Auch bei Zulieferbetrieben, die nicht genannt werden möchten, wird jetzt auf den freiwilligen Verzicht auf Arbeit gesetzt. Bereits im Januar und auch im Februar hat die schwierige Absatzlage bei der Rieter Ingolstadt GmbH dazu geführt, dass die Mitarbeiter bis zu fünf Tage in Kurzarbeit waren. Etwas mehr als die Hälfte der 220 Beschäftigten sei von der Maßnahme betroffen gewesen, berichtet Personalchef Erwin Schneider. Manche hätten auch ihr Gleitzeitguthaben ausgeglichen, andere Resturlaub genommen. "Im März wird es wohl nicht weniger Kurzarbeit geben", vermutet Schneider und verweist darauf, dass die Regelung eng mit dem Betriebsrat abgestimmt werde.

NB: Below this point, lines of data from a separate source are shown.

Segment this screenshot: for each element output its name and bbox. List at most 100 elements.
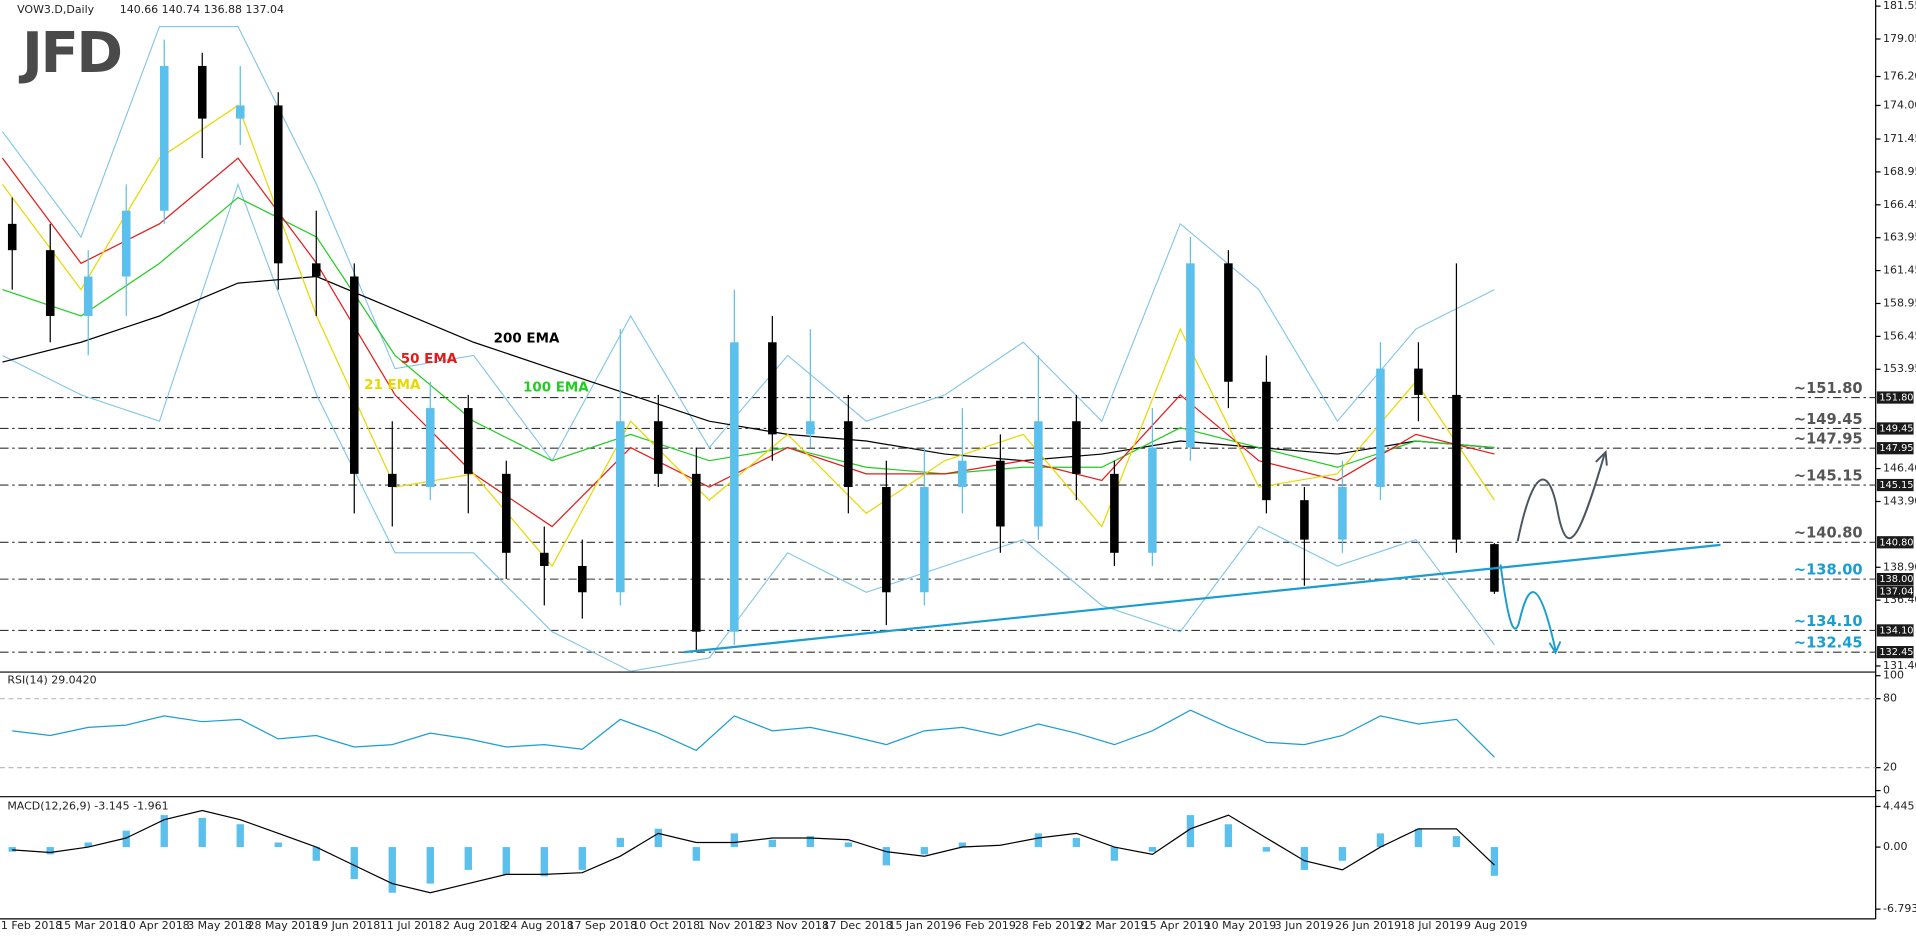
macd-bar [388, 847, 396, 893]
level-tag: 147.95 [1879, 443, 1913, 454]
macd-bar [46, 847, 54, 855]
macd-bar [502, 847, 510, 875]
candle-body [730, 342, 739, 632]
y-tick-label: 80 [1883, 692, 1897, 705]
candle-body [159, 65, 169, 211]
candle-body [578, 565, 587, 593]
ema-line [2, 196, 1495, 475]
macd-bar [1338, 847, 1347, 861]
x-tick-label: 10 Apr 2018 [122, 919, 190, 932]
macd-bar [768, 839, 776, 848]
macd-bar [844, 842, 853, 848]
macd-bar [8, 847, 16, 852]
candle-body [996, 460, 1005, 527]
candle-body [616, 421, 625, 593]
y-tick-label: 171.45 [1883, 132, 1916, 145]
candle-body [654, 421, 663, 474]
rsi-line [12, 709, 1495, 758]
candle-body [844, 421, 853, 488]
candle-body [768, 342, 777, 435]
level-tag: 140.80 [1879, 537, 1913, 548]
x-tick-label: 10 Oct 2018 [632, 919, 700, 932]
y-tick-label: 0.00 [1883, 840, 1907, 853]
macd-bar [84, 842, 92, 848]
macd-bar [312, 847, 320, 861]
macd-bar [730, 833, 738, 848]
x-tick-label: 21 Feb 2018 [0, 919, 62, 932]
scenario-arrows [1499, 449, 1608, 655]
candle-body [273, 105, 283, 264]
ema-label: 50 EMA [401, 352, 458, 367]
ema-label: 21 EMA [364, 378, 421, 393]
y-tick-label: 158.95 [1883, 296, 1916, 309]
candle-body [1034, 421, 1043, 527]
level-label: ~138.00 [1794, 562, 1863, 579]
macd-bar [654, 828, 662, 848]
candle-body [7, 223, 17, 251]
x-tick-label: 19 Jun 2018 [314, 919, 380, 932]
candle-body [1376, 368, 1385, 488]
level-label: ~132.45 [1794, 635, 1863, 652]
candle-body [121, 210, 131, 277]
up-arrowhead [1595, 449, 1608, 466]
level-tag-box [1876, 646, 1914, 659]
candle-body [311, 263, 321, 277]
y-tick-label: 131.40 [1883, 659, 1916, 672]
macd-bar [540, 847, 548, 877]
ema-line [1, 104, 1495, 568]
ema-label: 100 EMA [523, 380, 589, 395]
macd-bar [616, 837, 624, 848]
level-tag: 145.15 [1879, 480, 1913, 491]
ema-label: 200 EMA [494, 331, 560, 346]
macd-bar [1034, 833, 1043, 848]
level-tag: 134.10 [1879, 625, 1913, 636]
candle-body [1300, 500, 1309, 540]
candle-body [1262, 381, 1271, 501]
candle-body [882, 487, 891, 593]
y-tick-label: 156.45 [1883, 329, 1916, 342]
macd-bar [1224, 824, 1233, 848]
x-tick-label: 18 Jul 2019 [1401, 919, 1463, 932]
x-tick-label: 17 Dec 2018 [823, 919, 893, 932]
macd-bar [426, 847, 434, 884]
candle-body [1148, 447, 1157, 553]
trendline [684, 543, 1721, 654]
candle-body [1452, 394, 1461, 540]
macd-bar [1414, 828, 1423, 848]
macd-bar [1262, 847, 1271, 852]
y-tick-label: 143.90 [1883, 494, 1916, 507]
macd-bar [692, 847, 700, 861]
macd-bar [958, 842, 967, 848]
macd-bar [1072, 837, 1081, 848]
level-label: ~147.95 [1794, 431, 1863, 448]
candle-body [958, 460, 967, 488]
candle-body [1338, 487, 1347, 540]
x-tick-label: 28 May 2018 [248, 919, 320, 932]
candle-body [1186, 263, 1195, 448]
bollinger-upper [2, 25, 1495, 462]
x-tick-label: 23 Nov 2018 [759, 919, 829, 932]
level-tag-box [1876, 536, 1914, 549]
x-tick-label: 3 May 2018 [187, 919, 252, 932]
y-tick-label: -6.793 [1883, 902, 1916, 915]
candle-body [197, 65, 207, 119]
x-tick-label: 28 Feb 2019 [1015, 919, 1083, 932]
candle-body [349, 276, 359, 474]
macd-bar [350, 847, 358, 880]
x-tick-label: 9 Aug 2019 [1464, 919, 1527, 932]
level-label: ~145.15 [1794, 467, 1863, 484]
macd-bar [464, 847, 472, 870]
candle-body [920, 487, 929, 593]
down-arrow [1499, 564, 1557, 651]
y-tick-label: 138.90 [1883, 560, 1916, 573]
candle-body [540, 552, 549, 566]
level-tag: 138.00 [1879, 574, 1913, 585]
macd-bar [1452, 836, 1461, 848]
y-tick-label: 100 [1883, 669, 1904, 682]
y-tick-label: 0 [1883, 784, 1890, 797]
level-tag-box [1876, 422, 1914, 435]
candle-body [464, 408, 473, 474]
y-tick-label: 181.55 [1883, 0, 1916, 12]
x-tick-label: 15 Jan 2019 [888, 919, 954, 932]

Ebenfallsls im März werden wohl die Mitarbeiter von Conti-Temic in Ingolstadt mit Kurzarbeit rechnen müssen. Im ersten Zug, so Betriebsratsvorsitzender Erwin Wörle, seien die 380 Beschäftigten in der Produktion betroffen. Möglicherweise kommt in einem zweiten Schritt auch das Personal der Entwicklung an die Reihe.

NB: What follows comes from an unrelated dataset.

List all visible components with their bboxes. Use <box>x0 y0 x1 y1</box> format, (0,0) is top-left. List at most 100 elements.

Noch wird über die Maßnahme diskutiert, aber Wörle rechnet damit, dass in den kommenden sechs Monaten zehn bis 20 Prozent des Betriebes in Kurzarbeit seien. "Um den Standort mache ich mir keine ernsthaften Sorgen", betont der Betriebsratschef. "Wir sind sehr gut aufgestellt." Schwierig sei allerdings die strategische Lage bei der verschuldeten Konzernmutter Continental und die Situation bei der ehemaligen Siemens-Autozulieferersparte VDO, die von Conti übernommen wurde.

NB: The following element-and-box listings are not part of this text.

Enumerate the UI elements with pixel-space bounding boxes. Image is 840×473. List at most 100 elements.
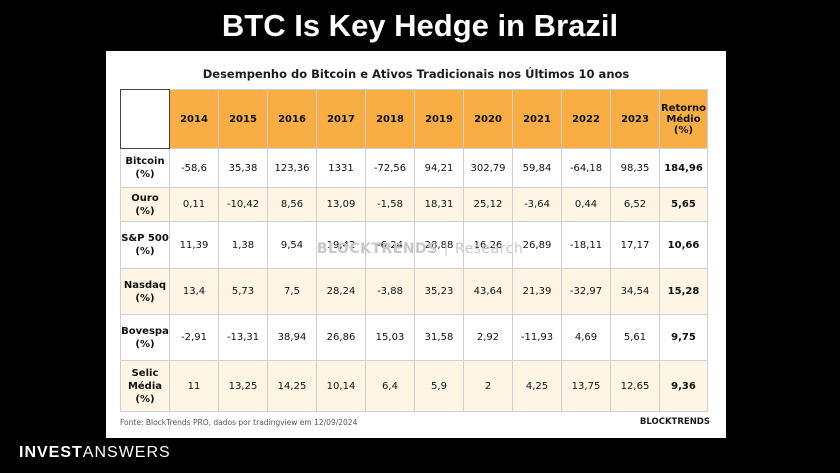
table-cell: -1,58 [365,187,415,222]
table-cell: 6,4 [365,360,415,412]
table-cell: 9,54 [267,221,317,269]
row-label: S&P 500 (%) [120,221,170,269]
row-label: Ouro (%) [120,187,170,222]
avg-cell: 9,75 [659,314,708,361]
table-cell: -3,64 [512,187,562,222]
column-header: 2019 [414,89,464,149]
table-cell: 43,64 [463,268,513,315]
table-cell: 13,4 [169,268,219,315]
table-body: Bitcoin (%) -58,6 35,38 123,36 1331 -72,56 94,2… [120,148,708,412]
column-header: 2015 [218,89,268,149]
avg-cell: 9,36 [659,360,708,412]
table-row: Bitcoin (%) -58,6 35,38 123,36 1331 -72,56 94,2… [120,148,708,188]
table-cell: -32,97 [561,268,611,315]
table-cell: 11 [169,360,219,412]
column-header: 2016 [267,89,317,149]
table-cell: -58,6 [169,148,219,188]
table-cell: -64,18 [561,148,611,188]
table-cell: 25,12 [463,187,513,222]
table-cell: 0,11 [169,187,219,222]
table-cell: 123,36 [267,148,317,188]
table-cell: 26,86 [316,314,366,361]
avg-cell: 10,66 [659,221,708,269]
row-label: Selic Média (%) [120,360,170,412]
table-card: Desempenho do Bitcoin e Ativos Tradicion… [106,51,726,438]
table-cell: 13,25 [218,360,268,412]
header-corner [120,89,170,149]
table-row: Bovespa (%) -2,91 -13,31 38,94 26,86 15,03 31,5… [120,314,708,361]
table-cell: 8,56 [267,187,317,222]
brand-answers: ANSWERS [82,444,171,461]
table-cell: 28,24 [316,268,366,315]
avg-column-header: Retorno Médio (%) [659,89,708,149]
row-label-line: (%) [135,393,155,405]
avg-cell: 184,96 [659,148,708,188]
avg-header-line: (%) [673,124,694,136]
blocktrends-logo: BLOCKTRENDS [639,417,710,427]
table-cell: 5,73 [218,268,268,315]
row-label-line: (%) [135,338,155,350]
table-cell: 13,75 [561,360,611,412]
row-label-line: Bitcoin [125,156,165,167]
table-cell: 1,38 [218,221,268,269]
table-cell: -2,91 [169,314,219,361]
avg-header-line: Médio [666,113,701,125]
table-cell: 28,88 [414,221,464,269]
column-header: 2018 [365,89,415,149]
table-cell: 59,84 [512,148,562,188]
table-cell: -11,93 [512,314,562,361]
brand-invest: INVEST [19,444,83,461]
avg-cell: 15,28 [659,268,708,315]
table-cell: 31,58 [414,314,464,361]
table-cell: 17,17 [610,221,660,269]
table-cell: 34,54 [610,268,660,315]
table-cell: 26,89 [512,221,562,269]
row-label: Nasdaq (%) [120,268,170,315]
table-cell: 5,9 [414,360,464,412]
column-header: 2023 [610,89,660,149]
table-cell: -10,42 [218,187,268,222]
row-label: Bovespa (%) [120,314,170,361]
column-header: 2022 [561,89,611,149]
row-label-line: Selic [131,367,159,379]
table-cell: 4,69 [561,314,611,361]
table-cell: -13,31 [218,314,268,361]
column-header: 2017 [316,89,366,149]
slide-title: BTC Is Key Hedge in Brazil [221,8,619,43]
column-header: 2021 [512,89,562,149]
table-cell: 2 [463,360,513,412]
table-cell: 5,61 [610,314,660,361]
table-cell: 1331 [316,148,366,188]
row-label: Bitcoin (%) [120,148,170,188]
table-cell: 2,92 [463,314,513,361]
table-cell: 13,09 [316,187,366,222]
table-cell: 10,14 [316,360,366,412]
row-label-line: (%) [135,246,155,257]
performance-table: 2014 2015 2016 2017 2018 2019 2020 2021 … [120,89,708,412]
table-cell: 35,23 [414,268,464,315]
avg-cell: 5,65 [659,187,708,222]
table-row: Selic Média (%) 11 13,25 14,25 10,14 6,4 5,9 2 4,2… [120,360,708,412]
row-label-line: S&P 500 [121,233,169,244]
column-header: 2020 [463,89,513,149]
row-label-line: Bovespa [121,325,169,337]
table-cell: 6,52 [610,187,660,222]
table-cell: -6,24 [365,221,415,269]
row-label-line: Ouro (%) [131,192,159,217]
row-label-line: (%) [135,169,155,180]
table-cell: 35,38 [218,148,268,188]
avg-header-line: Retorno [660,102,707,114]
table-cell: -72,56 [365,148,415,188]
table-cell: 12,65 [610,360,660,412]
table-cell: 7,5 [267,268,317,315]
table-row: Nasdaq (%) 13,4 5,73 7,5 28,24 -3,88 35,23 43,64… [120,268,708,315]
table-cell: 4,25 [512,360,562,412]
table-cell: 11,39 [169,221,219,269]
table-cell: -3,88 [365,268,415,315]
table-row: S&P 500 (%) 11,39 1,38 9,54 19,42 -6,24 28,88 16… [120,221,708,269]
table-cell: 21,39 [512,268,562,315]
row-label-line: (%) [135,292,155,304]
table-cell: 16,26 [463,221,513,269]
table-cell: 14,25 [267,360,317,412]
column-header: 2014 [169,89,219,149]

Relativ gelassen sieht derweil ein erfahrener Projektleiter bei einem regionalen Zulieferer die Zukunft, denn bereits in der jüngeren Vergangenheit haben manche Firmen Engpässe durchlitten: "Audi hat schon immer Druck auf die Kosten gemacht", sagt der Manager und erinnert zum Beispiel an einen Budgetstopp vor mehreren Jahren, der Bremsspuren in der Zulieferindustrie hinterlassen habe. "Unsere Hoffnung liegt auf den kommenden, neuen Modellen, die bestimmt wieder gut gehen werden", meint der Projektleiter, der sich wie viele andere schon auf einen arbeitsreichen Sommer einstellt.